Distinguished Professor of Architecture Zeynep Celik, PhD, an architectural historian and award-winning author, is noted for her books and scholarly fine arts exhibits illuminating the Ottoman Empire, French colonial architecture and urbanism, and cross-cultural topics. Her most recent museum collaboration, “1001 Faces of Orientalism,” at the Sakip Sabanci Museum, Istanbul, was featured prominently in The New York Times. The show opened April 25, 2013 and will close Aug. 11, 2013.

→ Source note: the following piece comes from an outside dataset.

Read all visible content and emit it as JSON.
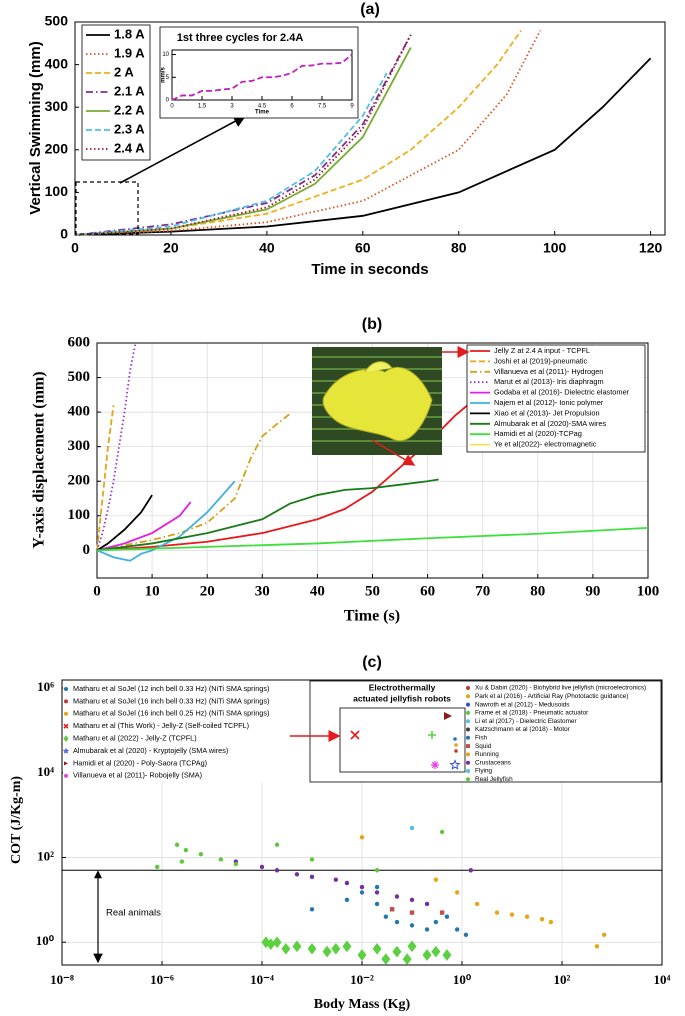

Celik’s books include The Remaking of Istanbul: Portrait of an Ottoman City in the Nineteenth Century (1986), winner of the Institute of Turkish Studies Book Award, 1987; Displaying the Orient: Architecture of Islam at Nineteenth Century World’s Fairs (1992); Streets: Critical Perspectives on Public Space (1993—co-editor); Urban Forms and Colonial Confrontations: Algiers under French Rule (1997); Empire, Architecture, and the City: French-Ottoman Encounters, 1830-1914 (2008), winner of the Society of Architectural Historians Spiro Kostof Book Award, 2010; Walls of Algiers: Narratives of the City through Text and Image (2009—co-editor); and Scramble for the Past: A Story of Archaeology in Ottoman Empire, 1753-1914 (co-editor, 2011). She is also the author of many articles on cross-cultural topics.
Celik has received prestigious fellowships including support from the National Endowment for the Humanities (2012); John Simon Guggenheim (2004); and American Council of Learned Societies (2011, 2004, 1992).
Celik served as the editor of the Journal of the Society of Architectural Historians (2000-2003). Prior to her most recent collaboration in Turkey, Celik co-curated “Walls of Algiers” at the Getty Research Institute, Los Angeles (May-October 2009) and “Scramble for the Past: A Story of Archaeology in the Ottoman Empire, 1753-1914” at Salt, Istanbul (October 2011-March 2012).
Celik received her PhD from the University of California, Berkeley.